И правильно делали. Не успели бандиты выпустить по паре стрел, как налетела четверка, оставшихся на дороге охранников. Так кречет бьет беззащитных уток, так боксер отделывает на улице загулявшуюся шпану.
Первыми на дорогу выскочили кони. Как казалось, без седоков. Бандиты, уже натянувшие луки, едва ослабили тетивы, и тут же в них полетели стрелы. Тюрки умудрились спрятаться за седлами, повиснув на одном стремени и зацепившись за луку седла. Мелкие, проворные как ласки, они били скучившихся врагов влет, держа в воздухе по две-три стрелы. Ближайшие двое бандитов в мгновение стали похожи на подушечки для булавок. Остальные успели закрыться щитами, в которые тут же воткнулись стрелы.
Как в такой свистопляске обе стороны умудрялись не ранить лошадей, Горовому оставалось лишь гадать.
Эффект неожиданности пропал – тюрки выпрямились в седлах и увеличили и без того высокую скорость стрельбы.
Разбойники, закрывшись щитами, разворачивали лошадей, пока гарцующие охранники русича пробовали выискать щели в их защите, опустошая колчаны.
Зачертыхался, схватившись за бедро, один из бандитов. Следом на спину лошади опрокинулся второй.

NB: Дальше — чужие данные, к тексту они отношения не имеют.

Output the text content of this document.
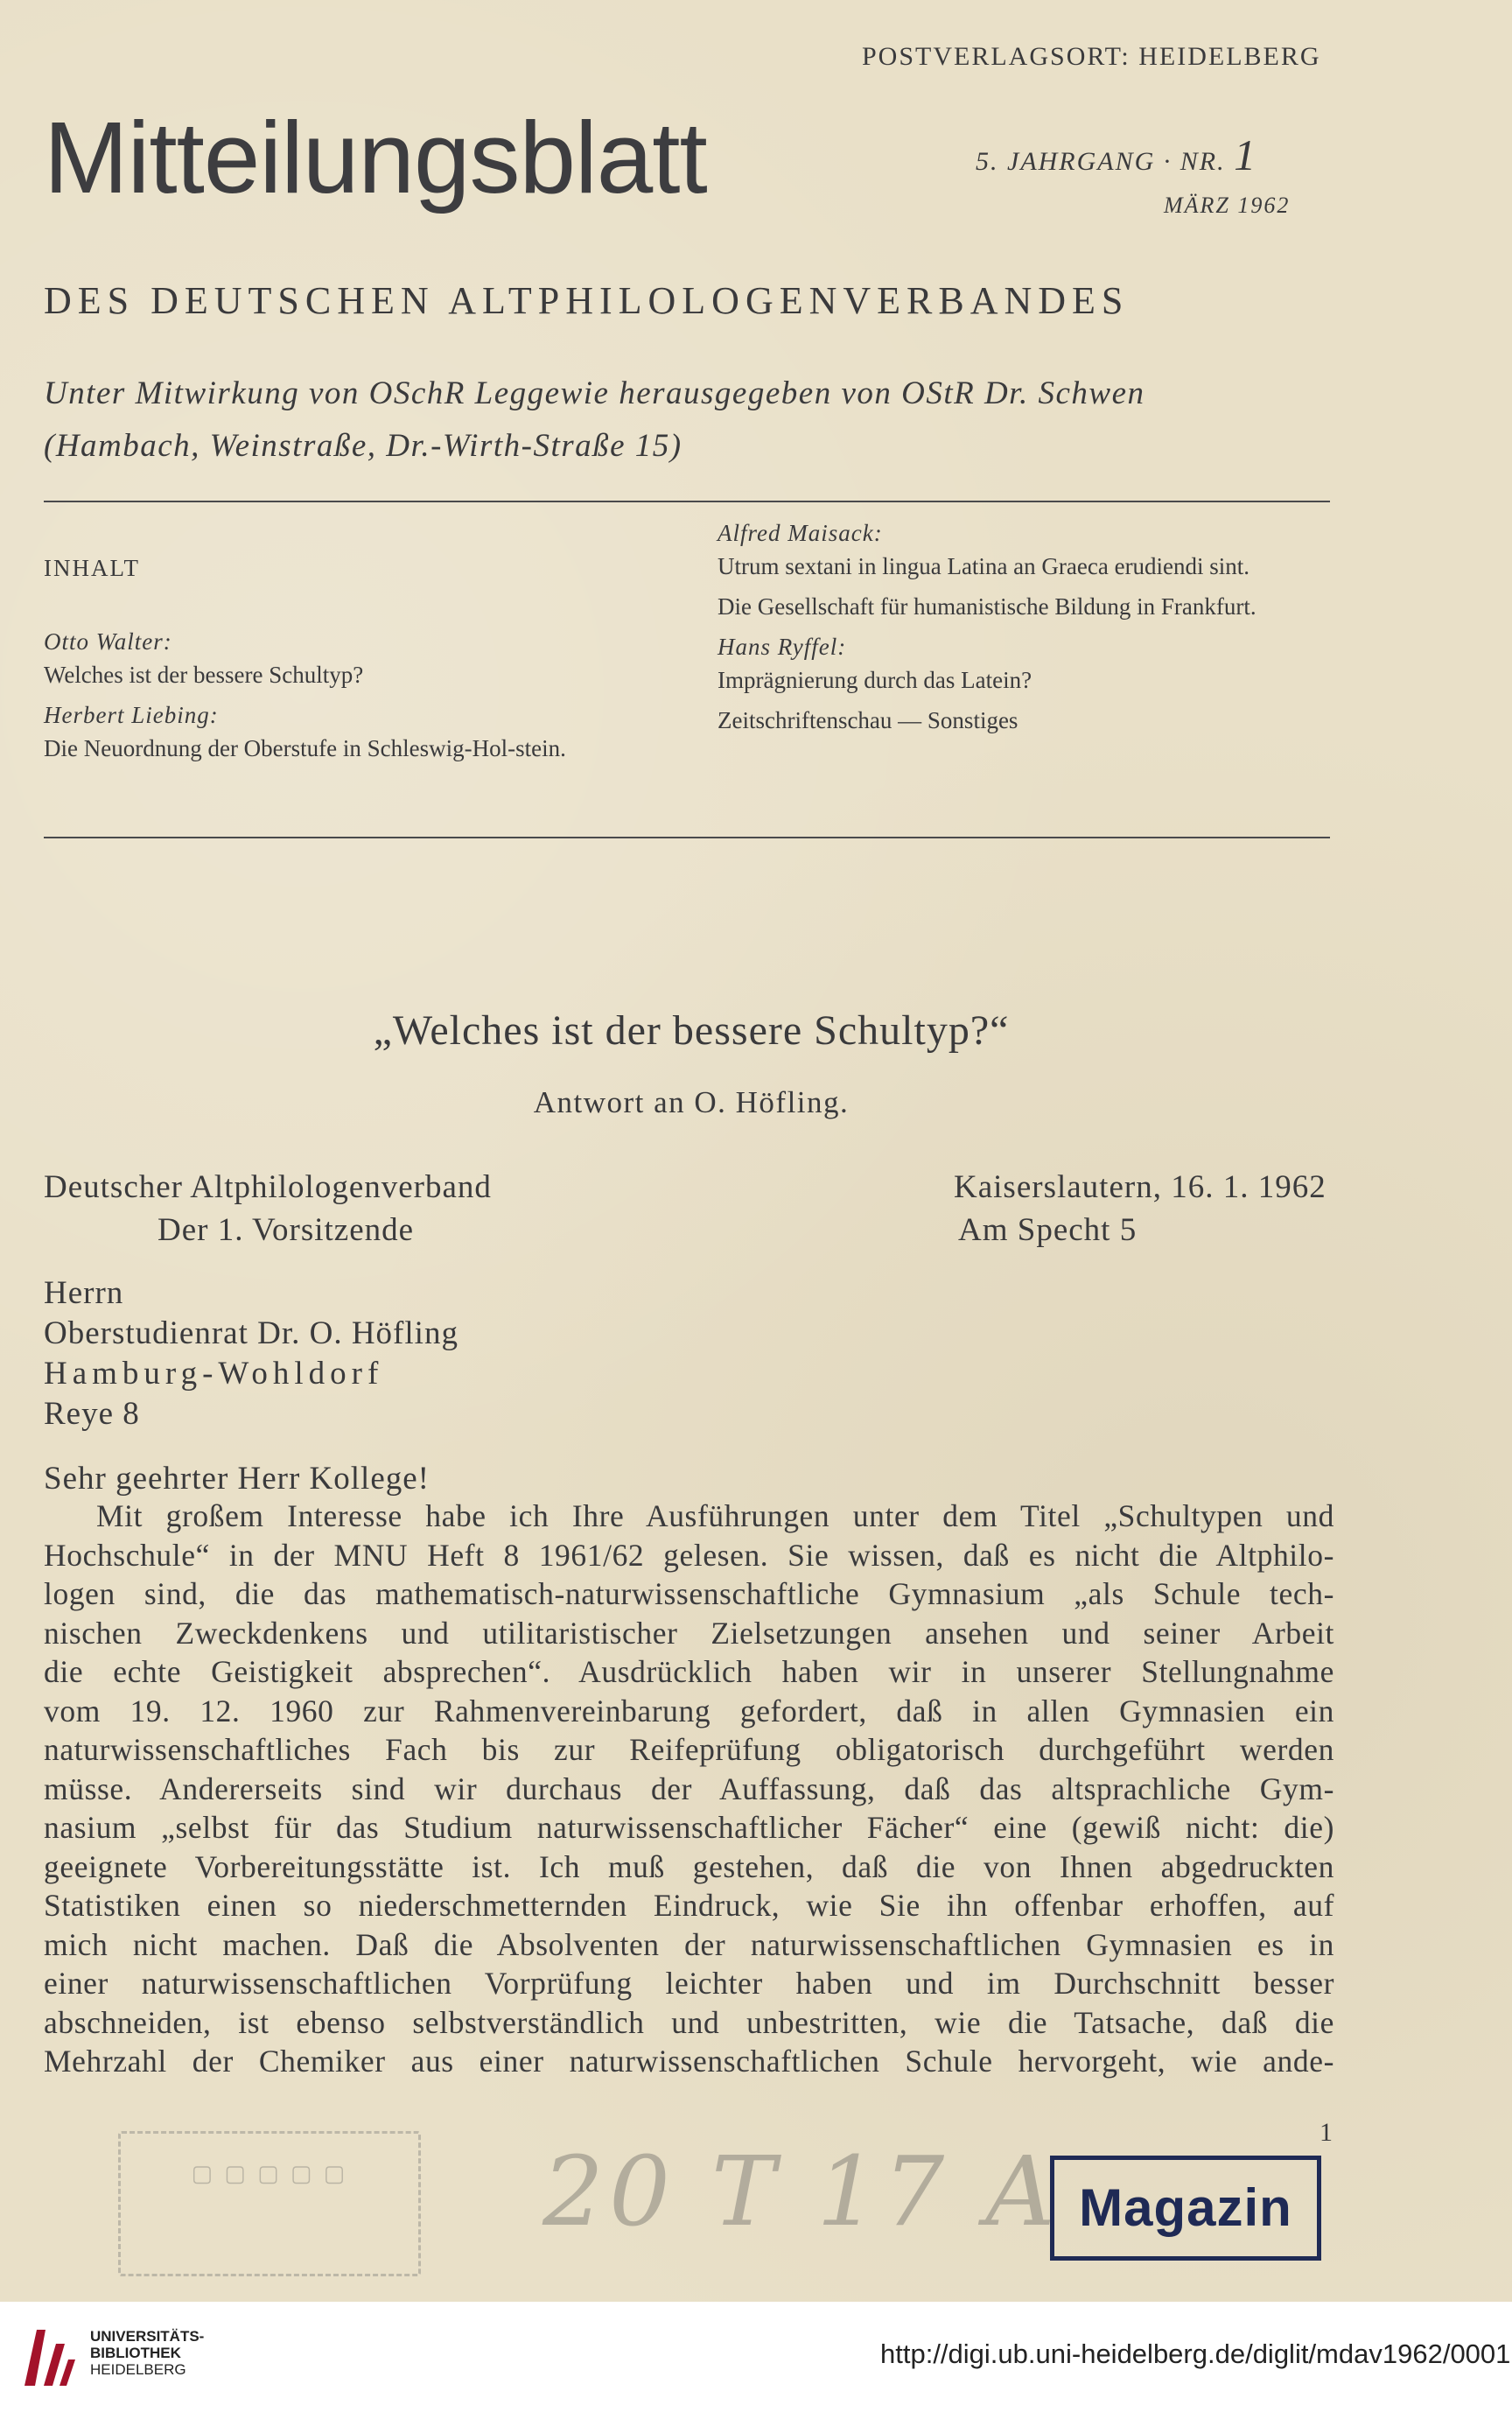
POSTVERLAGSORT: HEIDELBERG
Mitteilungsblatt	5. JAHRGANG · NR. 1
MÄRZ 1962
DES DEUTSCHEN ALTPHILOLOGENVERBANDES
Unter Mitwirkung von OSchR Leggewie herausgegeben von OStR Dr. Schwen
(Hambach, Weinstraße, Dr.-Wirth-Straße 15)
INHALT
Otto Walter:
Welches ist der bessere Schultyp?
Herbert Liebing:
Die Neuordnung der Oberstufe in Schleswig-Hol-stein.
Alfred Maisack:
Utrum sextani in lingua Latina an Graeca erudiendi sint.
Die Gesellschaft für humanistische Bildung in Frankfurt.
Hans Ryffel:
Imprägnierung durch das Latein?
Zeitschriftenschau — Sonstiges
„Welches ist der bessere Schultyp?“
Antwort an O. Höfling.
Deutscher Altphilologenverband
Der 1. Vorsitzende
Kaiserslautern, 16. 1. 1962
Am Specht 5
Herrn
Oberstudienrat Dr. O. Höfling
Hamburg-Wohldorf
Reye 8
Sehr geehrter Herr Kollege!
Mit großem Interesse habe ich Ihre Ausführungen unter dem Titel „Schultypen und
Hochschule“ in der MNU Heft 8 1961/62 gelesen. Sie wissen, daß es nicht die Altphilo-
logen sind, die das mathematisch-naturwissenschaftliche Gymnasium „als Schule tech-
nischen Zweckdenkens und utilitaristischer Zielsetzungen ansehen und seiner Arbeit
die echte Geistigkeit absprechen“. Ausdrücklich haben wir in unserer Stellungnahme
vom 19. 12. 1960 zur Rahmenvereinbarung gefordert, daß in allen Gymnasien ein
naturwissenschaftliches Fach bis zur Reifeprüfung obligatorisch durchgeführt werden
müsse. Andererseits sind wir durchaus der Auffassung, daß das altsprachliche Gym-
nasium „selbst für das Studium naturwissenschaftlicher Fächer“ eine (gewiß nicht: die)
geeignete Vorbereitungsstätte ist. Ich muß gestehen, daß die von Ihnen abgedruckten
Statistiken einen so niederschmetternden Eindruck, wie Sie ihn offenbar erhoffen, auf
mich nicht machen. Daß die Absolventen der naturwissenschaftlichen Gymnasien es in
einer naturwissenschaftlichen Vorprüfung leichter haben und im Durchschnitt besser
abschneiden, ist ebenso selbstverständlich und unbestritten, wie die Tatsache, daß die
Mehrzahl der Chemiker aus einer naturwissenschaftlichen Schule hervorgeht, wie ande-
1
▢ ▢ ▢ ▢ ▢	20 T 17 A Magazin
UNIVERSITÄTS-
BIBLIOTHEK
HEIDELBERG
http://digi.ub.uni-heidelberg.de/diglit/mdav1962/0001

Двое оставшихся, настегивая лошадей, припустили прочь.
Как-то необычно свистнула очередная стрела, и лошади беглецов закувыркались на ровном месте. Ближайший седок полетел в кусты. Прежде, чем он успел приподняться, в его груди расцвели цветки сразу двух оперений. Последний бандит при падении врезался в скалу и затих.
Тюрки продолжали гарцевать на лошадях, ни на мгновение не оставаясь на месте. Все четверо крутили головами, выискивая на склонах оставшихся противников. Но, видимо, тут больше не осталось желающих поживиться.
Горовой оглянулся. Бежать? Склон крут, но конному сюда не забраться, а пешему еще добежать надо. Сам он за это время успеет… Мысли прервали.
Скуластый Гарук, ставший после смерти Салиха главным, свистнул и поманил казака.
Все также натянутые луки теперь смотрели прямо на него. Как тюрки умеют стрелять, он уже оценил. Пришлось спускаться.
– Мы бы справились сами, гяур. Больше так не бегай – не поймем, – лицо Гарука было бесстрастным. Кочевник даже не запыхался в бою, лишь пальцы правой кисти подрагивали на луке седла.
Тимофей Михайлович кивнул. Соревноваться в скорости с такими стрелками ему было не с руки.
Пригодько заворочался, пробуя зацепить путами выступающий край лежанки. Его оставили в комнатушке, где из мебели была только эта лежанка, а в ней – только один удобный выступ. И пока кроме него тут никто не появился, Захар пробовал перетереть или растянуть путы.
…После того, как видение с Горовым исчезло, Пригодько несколько раз заговаривал со сторожившими его арабами. Но те лишь качали головой или били пленника. Куда ушел Тимофей, они, естественно, не поясняли. Значит, казак здесь был такой же невольник, как и он сам.
Захар скрипнул зубами – разодранное мясо на запястьях саднило при каждом движении. Но красноармеец не останавливался – тер и тер. Кожаные путы только с виду такие крепкие. Если иметь терпение и желание… А уж этого сибиряку было не занимать. Захар поднатужился.
Вроде, правая рука стала двигаться намного больше. Пригодько поблагодарил нерасторопность мусульман, перехвативших локти простым узлом. Немного усилий – и путы остались только на кистях. Но и им недолго висеть.
Кожаный шнур, стягивающий запястья, ослаб. Захар поднатужился, пропуская руки под собой. Вот и все, пожалуй. Немного работы зубами, минута на то, чтобы развязать ноги, и он снова может чувствовать себя свободным.
Тело не слушалось. Пленник торопливо растер мышцы, разгоняя кровь по жилам. Он поднялся, вытянул руки, свел их за спину и потянулся, покачиваясь на пятках. Так учил его еще дед, старый охотник. Друзья посмеивались с этого странного способа, но признавали, что тот действует, помогая привести тело в порядок за несколько мгновений. Пригодько прислушался.
Узкое, забранное деревянной решеткой окошко давало мало света, но было понятно, что за ним все еще не ночь. Захар подошел к двери и прислушался. Он не знал, где он, кто его похитил. Но, судя по отношению, ничего хорошего тут не предвиделось.